F. Problems facing the historian

F1. Introduction

This section of the Handbook is in some ways the most crucial, as it addresses a range of issues that affect the historian in particular during the course of designing their database. Most of these issues arise through the variability and ambiguity that inevitably accompanies the information present in historical sources, and which is not something which non-historical database creators encounter: usually these latter will know precisely what kind of information they will have, and can therefore comfortably predict how the database will need to be structured to make best use of it. Historians will not be able to predict the nature of their information so confidently, even if they know their sources intimately, as there will almost always be instances where the sources confound them – be it through extra information cropping up in the material which appears to be beyond the scope of the source, or through missing or illegible text, or through marginalia, deletions and so on.

This variability or ambiguity in the type and shape of information within the sources, (whilst one of the more exciting aspects of historical research), is not the only occasion where the materials and practices of the historian create difficulties when a database is brought into the equation. Chronology, topography, geography, orthography, and a range of other historical contexts introduce an element of ‘fuzziness’ into the data, and fuzziness is anathema to the strictures of the relational database model. The irregularity of historical information must be managed through the design of the database in such a way as to maintain a balance between keeping the detail and richness of the source to the extent required by the project, whilst at the same time applying enough standardising and reshaping of the information to allow the database tools to operate with maximum efficiency and flexibility.

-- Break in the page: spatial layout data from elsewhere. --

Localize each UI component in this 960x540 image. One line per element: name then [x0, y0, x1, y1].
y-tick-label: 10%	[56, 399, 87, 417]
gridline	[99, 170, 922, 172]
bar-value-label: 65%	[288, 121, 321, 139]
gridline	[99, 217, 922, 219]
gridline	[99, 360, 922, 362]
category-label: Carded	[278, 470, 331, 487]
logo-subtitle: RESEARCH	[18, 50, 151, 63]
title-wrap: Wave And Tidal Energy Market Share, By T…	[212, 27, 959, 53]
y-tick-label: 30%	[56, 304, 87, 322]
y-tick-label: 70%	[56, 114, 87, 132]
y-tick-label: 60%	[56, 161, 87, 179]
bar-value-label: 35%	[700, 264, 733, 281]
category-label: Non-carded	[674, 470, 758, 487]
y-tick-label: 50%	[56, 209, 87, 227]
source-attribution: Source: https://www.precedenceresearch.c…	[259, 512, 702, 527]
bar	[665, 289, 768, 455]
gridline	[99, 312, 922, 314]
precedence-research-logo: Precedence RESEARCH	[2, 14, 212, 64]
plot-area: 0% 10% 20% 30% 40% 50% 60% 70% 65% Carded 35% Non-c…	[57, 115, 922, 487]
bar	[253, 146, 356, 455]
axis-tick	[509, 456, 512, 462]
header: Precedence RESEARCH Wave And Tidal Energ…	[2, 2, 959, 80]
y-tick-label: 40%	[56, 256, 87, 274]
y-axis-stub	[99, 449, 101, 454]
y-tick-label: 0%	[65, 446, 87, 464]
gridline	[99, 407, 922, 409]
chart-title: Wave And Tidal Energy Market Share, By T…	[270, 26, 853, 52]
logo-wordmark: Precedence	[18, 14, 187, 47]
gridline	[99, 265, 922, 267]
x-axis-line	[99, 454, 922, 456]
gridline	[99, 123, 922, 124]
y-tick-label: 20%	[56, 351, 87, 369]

At the root of most of these ‘interfacing’ problems is the fact that databases do not ascribe meaning to any piece of information you enter into it. The database does not recognise words or numbers or dates: when you enter data into a table, all the database understands is that a field contains a value which consists of a collection of characters organised in a particular order (something that is known as a ‘string’). When two strings are identical, such as might occur with the values appearing in the Surname field of a ‘Person’ table across two records, then the database understands that these two pieces of data are the same and have the same meaning. If two strings are not identical, then the database does not recognise them as meaning the same – even if to the historian it is clear that ‘Jno’, ‘John’ and ‘Johan~’ are all ways of representing the same piece of information.

For example (image F1i), when running a query in a database containing the names of members of a London Livery Company from the sixteenth to twentieth centuries, one would be able to search for everyone named John Smith:[1]

F1i – Query results of a search for individuals called John Smith (using standardised form of name)

As we see, there are 275 individuals called John Smith in the database. We only know this, however, because we chose to run the query using criteria in Sname field – the fields which contain the surname of individuals – and the StdFname field – the field which contains the standardised version of the forename. If we ran the same query using the criteria “John” and “Smith” using the non-standardised version of the forename (in the field Fname), we would retrieve a smaller number of records:

F1ii – Query results of a search for individuals called John Smith (using non-standardised form of name)

This time only 169 records are retrieved. The difference between the two sets of results arises from the variant spelling of the forename ‘John’ (which can be seen in the first image). When searched for ‘John’ in the standardised field, everyone called John had the same value; when we searched in the non-standardised field where the original spelling of the name had been entered, the record for anyone whose name was not spelt exactly as “JOHN” was missed by the query. Whilst the historian knows that all the variant spellings in effect mean the same thing, the database cannot recognise this so long as the strings are not identical. Thus, in order for our queries and analyses to be performed accurately by the database, we have to make sure that data which means the same thing can be identified by the database as meaning the same thing.[2]

[1] For detailed guidance on how to run queries in databases, please sign up to our face to face Database courses.

[2] The problem of non-identical strings not being recognised as meaning the same thing acting as an impediment to the running of queries can be mitigated to some extent through the use of various querying tools, but even then the problem can still lead to inaccurate query results.